A lesbian couple from North Yorkshire who were married in Canada have pleaded with a High Court judge to give their union full legal status in the UK.
The couple say their human rights are being breached
University professors Sue Wilkinson and Celia Kitzinger said new UK laws which validated their union as a "civil partnership" were not good enough.
The University of York and Loughborough University academics were declared "wife and wife" in a 2003 ceremony.
Their case for "declaration of validity of marriage" is due to last four days.
'Insulting and discriminatory'
They have argued that if a heterosexual couple got married in Canada and then returned to England their marriage would be automatically recognised and registered.
The Civil Partnership Act, introduced last December, gave gay partners in the UK many of the rights enjoyed by married heterosexuals.
But the act states that same-sex couples who marry in countries where such marriages are lawful "are to be treated as having formed a civil partnership".
The couple, who have been together for 16 years, said it was "insulting and discriminatory" to be offered civil partnership instead of marriage.

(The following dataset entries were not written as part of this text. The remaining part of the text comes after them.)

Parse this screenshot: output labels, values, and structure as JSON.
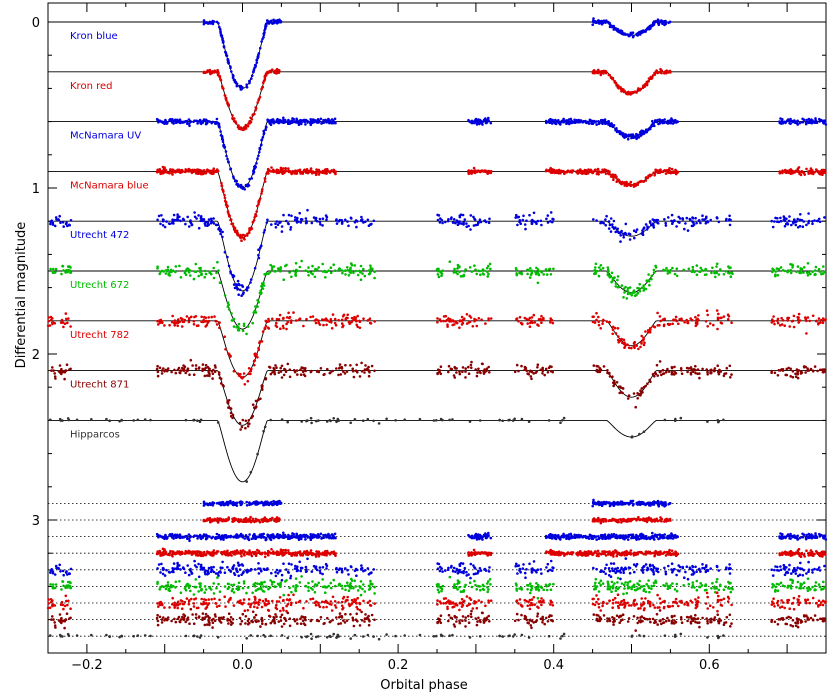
{
  "chart_data": {
    "type": "scatter",
    "title": "",
    "xlabel": "Orbital phase",
    "ylabel": "Differential magnitude",
    "xlim": [
      -0.25,
      0.75
    ],
    "ylim": [
      0,
      3.75
    ],
    "y_inverted": true,
    "grid": false,
    "x_ticks": [
      -0.2,
      0.0,
      0.2,
      0.4,
      0.6
    ],
    "x_tick_labels": [
      "−0.2",
      "0.0",
      "0.2",
      "0.4",
      "0.6"
    ],
    "y_ticks": [
      0,
      1,
      2,
      3
    ],
    "y_tick_labels": [
      "0",
      "1",
      "2",
      "3"
    ],
    "eclipse": {
      "primary_center": 0.0,
      "secondary_center": 0.5
    },
    "series": [
      {
        "name": "Kron blue",
        "color": "#0000dd",
        "offset": 0.0,
        "primary_depth": 0.4,
        "secondary_depth": 0.08,
        "residual_offset": 2.9,
        "scatter": 0.006,
        "phase_ranges": [
          [
            -0.05,
            0.05
          ],
          [
            0.45,
            0.55
          ]
        ]
      },
      {
        "name": "Kron red",
        "color": "#dd0000",
        "offset": 0.3,
        "primary_depth": 0.34,
        "secondary_depth": 0.13,
        "residual_offset": 3.0,
        "scatter": 0.006,
        "phase_ranges": [
          [
            -0.05,
            0.05
          ],
          [
            0.45,
            0.55
          ]
        ]
      },
      {
        "name": "McNamara UV",
        "color": "#0000dd",
        "offset": 0.6,
        "primary_depth": 0.4,
        "secondary_depth": 0.09,
        "residual_offset": 3.1,
        "scatter": 0.008,
        "phase_ranges": [
          [
            -0.11,
            0.12
          ],
          [
            0.29,
            0.32
          ],
          [
            0.39,
            0.56
          ],
          [
            0.69,
            0.75
          ]
        ]
      },
      {
        "name": "McNamara blue",
        "color": "#dd0000",
        "offset": 0.9,
        "primary_depth": 0.4,
        "secondary_depth": 0.08,
        "residual_offset": 3.2,
        "scatter": 0.008,
        "phase_ranges": [
          [
            -0.11,
            0.12
          ],
          [
            0.29,
            0.32
          ],
          [
            0.39,
            0.56
          ],
          [
            0.69,
            0.75
          ]
        ]
      },
      {
        "name": "Utrecht 472",
        "color": "#0000dd",
        "offset": 1.2,
        "primary_depth": 0.42,
        "secondary_depth": 0.09,
        "residual_offset": 3.3,
        "scatter": 0.02,
        "phase_ranges": [
          [
            -0.25,
            -0.22
          ],
          [
            -0.11,
            0.17
          ],
          [
            0.25,
            0.32
          ],
          [
            0.35,
            0.4
          ],
          [
            0.45,
            0.63
          ],
          [
            0.68,
            0.75
          ]
        ]
      },
      {
        "name": "Utrecht 672",
        "color": "#00bb00",
        "offset": 1.5,
        "primary_depth": 0.35,
        "secondary_depth": 0.13,
        "residual_offset": 3.4,
        "scatter": 0.02,
        "phase_ranges": [
          [
            -0.25,
            -0.22
          ],
          [
            -0.11,
            0.17
          ],
          [
            0.25,
            0.32
          ],
          [
            0.35,
            0.4
          ],
          [
            0.45,
            0.63
          ],
          [
            0.68,
            0.75
          ]
        ]
      },
      {
        "name": "Utrecht 782",
        "color": "#dd0000",
        "offset": 1.8,
        "primary_depth": 0.34,
        "secondary_depth": 0.15,
        "residual_offset": 3.5,
        "scatter": 0.02,
        "phase_ranges": [
          [
            -0.25,
            -0.22
          ],
          [
            -0.11,
            0.17
          ],
          [
            0.25,
            0.32
          ],
          [
            0.35,
            0.4
          ],
          [
            0.45,
            0.63
          ],
          [
            0.68,
            0.75
          ]
        ]
      },
      {
        "name": "Utrecht 871",
        "color": "#880000",
        "offset": 2.1,
        "primary_depth": 0.33,
        "secondary_depth": 0.16,
        "residual_offset": 3.6,
        "scatter": 0.02,
        "phase_ranges": [
          [
            -0.25,
            -0.22
          ],
          [
            -0.11,
            0.17
          ],
          [
            0.25,
            0.32
          ],
          [
            0.35,
            0.4
          ],
          [
            0.45,
            0.63
          ],
          [
            0.68,
            0.75
          ]
        ]
      },
      {
        "name": "Hipparcos",
        "color": "#333333",
        "offset": 2.4,
        "primary_depth": 0.37,
        "secondary_depth": 0.1,
        "residual_offset": 3.7,
        "scatter": 0.01,
        "sparse": true,
        "phase_ranges": [
          [
            -0.25,
            0.42
          ],
          [
            0.5,
            0.62
          ]
        ]
      }
    ]
  }
}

In a statement read to the High Court, Ms Wilkinson said: "It is important to both of us that we are recognised as partners in life by the world at large."
'Laws of exclusion'
Karon Monaghan, representing her, said laws prohibiting marriage between different social classes or religions had long been repealed but there were still laws banning same sex partners from marrying.
If the factors preventing the marriage being recognised were because the couple were black or of mixed race, "it will be very clear that such laws are repugnant", she said.
"There is no real difference between such laws of exclusion.
"Having regard to the Human Rights Act, such laws cannot survive."